How does infrastructure shape our individual and collective environments?
That’s the question posed by the 2018 James Harrison Steedman Fellowship in Architecture. The biennial research competition challenges early-career architects to investigate the fundamental systems, facilities and services that enable, sustain and enhance societal living conditions.
The fellowship is organized by the Sam Fox School of Design & Visual Arts at Washington University in St. Louis, in concert with AIA St. Louis. The winning proposal will receive $50,000 to support up to a year of international travel and research.
“Infrastructure can be almost anything that is systemically constructed,” said Steedman Governing Committee member David Polzin, design principal of CannonDesign, St. Louis. “There are urban-scale infrastructures, building-scale infrastructures, technological infrastructures. How do social media infrastructures impact the ways people interact? How does that influence the construction of physical space?
“We want applicants to grapple with the idea of infrastructure in the broadest terms possible.”

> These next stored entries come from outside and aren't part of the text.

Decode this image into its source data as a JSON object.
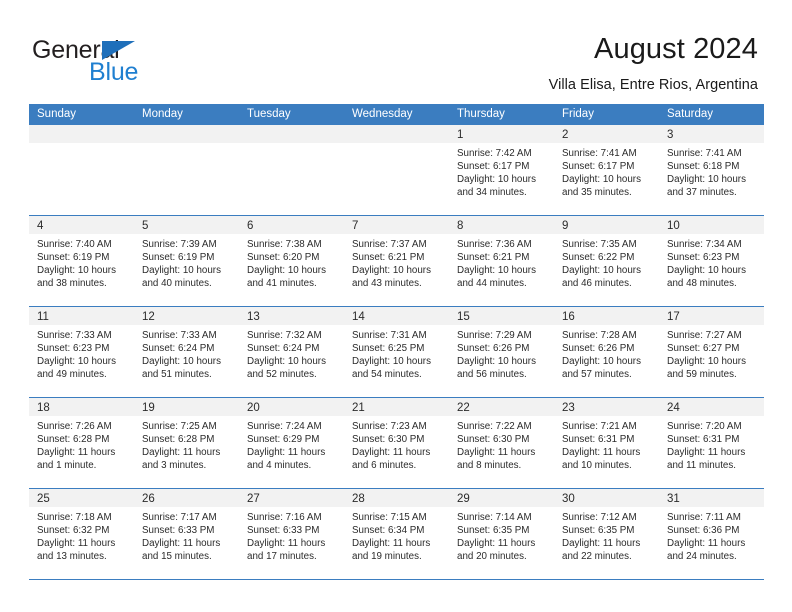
{
  "brand": {
    "name_first": "General",
    "name_second": "Blue",
    "triangle_color": "#1f6fba",
    "blue_color": "#1f7fd0"
  },
  "header": {
    "title": "August 2024",
    "location": "Villa Elisa, Entre Rios, Argentina",
    "header_bg": "#3b7dc0"
  },
  "weekdays": [
    "Sunday",
    "Monday",
    "Tuesday",
    "Wednesday",
    "Thursday",
    "Friday",
    "Saturday"
  ],
  "weeks": [
    [
      {
        "day": "",
        "sunrise": "",
        "sunset": "",
        "daylight1": "",
        "daylight2": ""
      },
      {
        "day": "",
        "sunrise": "",
        "sunset": "",
        "daylight1": "",
        "daylight2": ""
      },
      {
        "day": "",
        "sunrise": "",
        "sunset": "",
        "daylight1": "",
        "daylight2": ""
      },
      {
        "day": "",
        "sunrise": "",
        "sunset": "",
        "daylight1": "",
        "daylight2": ""
      },
      {
        "day": "1",
        "sunrise": "Sunrise: 7:42 AM",
        "sunset": "Sunset: 6:17 PM",
        "daylight1": "Daylight: 10 hours",
        "daylight2": "and 34 minutes."
      },
      {
        "day": "2",
        "sunrise": "Sunrise: 7:41 AM",
        "sunset": "Sunset: 6:17 PM",
        "daylight1": "Daylight: 10 hours",
        "daylight2": "and 35 minutes."
      },
      {
        "day": "3",
        "sunrise": "Sunrise: 7:41 AM",
        "sunset": "Sunset: 6:18 PM",
        "daylight1": "Daylight: 10 hours",
        "daylight2": "and 37 minutes."
      }
    ],
    [
      {
        "day": "4",
        "sunrise": "Sunrise: 7:40 AM",
        "sunset": "Sunset: 6:19 PM",
        "daylight1": "Daylight: 10 hours",
        "daylight2": "and 38 minutes."
      },
      {
        "day": "5",
        "sunrise": "Sunrise: 7:39 AM",
        "sunset": "Sunset: 6:19 PM",
        "daylight1": "Daylight: 10 hours",
        "daylight2": "and 40 minutes."
      },
      {
        "day": "6",
        "sunrise": "Sunrise: 7:38 AM",
        "sunset": "Sunset: 6:20 PM",
        "daylight1": "Daylight: 10 hours",
        "daylight2": "and 41 minutes."
      },
      {
        "day": "7",
        "sunrise": "Sunrise: 7:37 AM",
        "sunset": "Sunset: 6:21 PM",
        "daylight1": "Daylight: 10 hours",
        "daylight2": "and 43 minutes."
      },
      {
        "day": "8",
        "sunrise": "Sunrise: 7:36 AM",
        "sunset": "Sunset: 6:21 PM",
        "daylight1": "Daylight: 10 hours",
        "daylight2": "and 44 minutes."
      },
      {
        "day": "9",
        "sunrise": "Sunrise: 7:35 AM",
        "sunset": "Sunset: 6:22 PM",
        "daylight1": "Daylight: 10 hours",
        "daylight2": "and 46 minutes."
      },
      {
        "day": "10",
        "sunrise": "Sunrise: 7:34 AM",
        "sunset": "Sunset: 6:23 PM",
        "daylight1": "Daylight: 10 hours",
        "daylight2": "and 48 minutes."
      }
    ],
    [
      {
        "day": "11",
        "sunrise": "Sunrise: 7:33 AM",
        "sunset": "Sunset: 6:23 PM",
        "daylight1": "Daylight: 10 hours",
        "daylight2": "and 49 minutes."
      },
      {
        "day": "12",
        "sunrise": "Sunrise: 7:33 AM",
        "sunset": "Sunset: 6:24 PM",
        "daylight1": "Daylight: 10 hours",
        "daylight2": "and 51 minutes."
      },
      {
        "day": "13",
        "sunrise": "Sunrise: 7:32 AM",
        "sunset": "Sunset: 6:24 PM",
        "daylight1": "Daylight: 10 hours",
        "daylight2": "and 52 minutes."
      },
      {
        "day": "14",
        "sunrise": "Sunrise: 7:31 AM",
        "sunset": "Sunset: 6:25 PM",
        "daylight1": "Daylight: 10 hours",
        "daylight2": "and 54 minutes."
      },
      {
        "day": "15",
        "sunrise": "Sunrise: 7:29 AM",
        "sunset": "Sunset: 6:26 PM",
        "daylight1": "Daylight: 10 hours",
        "daylight2": "and 56 minutes."
      },
      {
        "day": "16",
        "sunrise": "Sunrise: 7:28 AM",
        "sunset": "Sunset: 6:26 PM",
        "daylight1": "Daylight: 10 hours",
        "daylight2": "and 57 minutes."
      },
      {
        "day": "17",
        "sunrise": "Sunrise: 7:27 AM",
        "sunset": "Sunset: 6:27 PM",
        "daylight1": "Daylight: 10 hours",
        "daylight2": "and 59 minutes."
      }
    ],
    [
      {
        "day": "18",
        "sunrise": "Sunrise: 7:26 AM",
        "sunset": "Sunset: 6:28 PM",
        "daylight1": "Daylight: 11 hours",
        "daylight2": "and 1 minute."
      },
      {
        "day": "19",
        "sunrise": "Sunrise: 7:25 AM",
        "sunset": "Sunset: 6:28 PM",
        "daylight1": "Daylight: 11 hours",
        "daylight2": "and 3 minutes."
      },
      {
        "day": "20",
        "sunrise": "Sunrise: 7:24 AM",
        "sunset": "Sunset: 6:29 PM",
        "daylight1": "Daylight: 11 hours",
        "daylight2": "and 4 minutes."
      },
      {
        "day": "21",
        "sunrise": "Sunrise: 7:23 AM",
        "sunset": "Sunset: 6:30 PM",
        "daylight1": "Daylight: 11 hours",
        "daylight2": "and 6 minutes."
      },
      {
        "day": "22",
        "sunrise": "Sunrise: 7:22 AM",
        "sunset": "Sunset: 6:30 PM",
        "daylight1": "Daylight: 11 hours",
        "daylight2": "and 8 minutes."
      },
      {
        "day": "23",
        "sunrise": "Sunrise: 7:21 AM",
        "sunset": "Sunset: 6:31 PM",
        "daylight1": "Daylight: 11 hours",
        "daylight2": "and 10 minutes."
      },
      {
        "day": "24",
        "sunrise": "Sunrise: 7:20 AM",
        "sunset": "Sunset: 6:31 PM",
        "daylight1": "Daylight: 11 hours",
        "daylight2": "and 11 minutes."
      }
    ],
    [
      {
        "day": "25",
        "sunrise": "Sunrise: 7:18 AM",
        "sunset": "Sunset: 6:32 PM",
        "daylight1": "Daylight: 11 hours",
        "daylight2": "and 13 minutes."
      },
      {
        "day": "26",
        "sunrise": "Sunrise: 7:17 AM",
        "sunset": "Sunset: 6:33 PM",
        "daylight1": "Daylight: 11 hours",
        "daylight2": "and 15 minutes."
      },
      {
        "day": "27",
        "sunrise": "Sunrise: 7:16 AM",
        "sunset": "Sunset: 6:33 PM",
        "daylight1": "Daylight: 11 hours",
        "daylight2": "and 17 minutes."
      },
      {
        "day": "28",
        "sunrise": "Sunrise: 7:15 AM",
        "sunset": "Sunset: 6:34 PM",
        "daylight1": "Daylight: 11 hours",
        "daylight2": "and 19 minutes."
      },
      {
        "day": "29",
        "sunrise": "Sunrise: 7:14 AM",
        "sunset": "Sunset: 6:35 PM",
        "daylight1": "Daylight: 11 hours",
        "daylight2": "and 20 minutes."
      },
      {
        "day": "30",
        "sunrise": "Sunrise: 7:12 AM",
        "sunset": "Sunset: 6:35 PM",
        "daylight1": "Daylight: 11 hours",
        "daylight2": "and 22 minutes."
      },
      {
        "day": "31",
        "sunrise": "Sunrise: 7:11 AM",
        "sunset": "Sunset: 6:36 PM",
        "daylight1": "Daylight: 11 hours",
        "daylight2": "and 24 minutes."
      }
    ]
  ]
}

Established in 1926, the Steedman Fellowship is one of the oldest and most prestigious architectural awards in the United States. Seeking to promote both creative design thinking and cross-cultural exchange, the fellowship is open to practicing architects worldwide — not just those affiliated with the Sam Fox School — who have received an accredited degree in architecture within the past eight years.
“For architects, the topic of infrastructure raises a lot of interesting questions,” said committee member Patty Heyda, associate professor of architecture and urban design in the Sam Fox School. “Who designs infrastructure, and for whom? How is the building process organized? How is it initiated or instrumentalized politically?
“Infrastructure can mean highways and bridges,” Heyda added. “But it can also be a way of thinking about building systems, social structures and even nature itself.”
Jury and applications
The competition jury is chaired by Andrea P. Leers, principal and co-founder of Leers Weinzapfel Associates in Boston, who developed this year’s theme.
An internationally recognized leader in urban, campus and civic design, Leers and her practice have won more than 100 national and regional awards, including the American Institute of Architects’ prestigious Firm Award. The monograph “Made to Measure: The Work of Leers Weinzapfel Associates” was published by Princeton University Press in 2011.
Other jurors include Marion Weiss, co-founder of WEISS/MANFREDI Architecture/Landscape/Urbanism in New York; Lisa Iwamoto, a founding partner of IwamotoScott Architecture in San Francisco; Linda C. Samuels, associate professor of urban design in the Sam Fox School; and Anna B. F. Ives, managing partner of patterhn ives in St. Louis and lecturer in the Sam Fox School.
Application materials will include a portfolio, research proposal, budget and timeframe. Fellows must be able to complete their projects within 18 months of receiving the award, and must be available afterward to share their research with the Washington University and St. Louis AIA architectural communities.
Registration will open Aug. 15 and proposals are due Nov 1.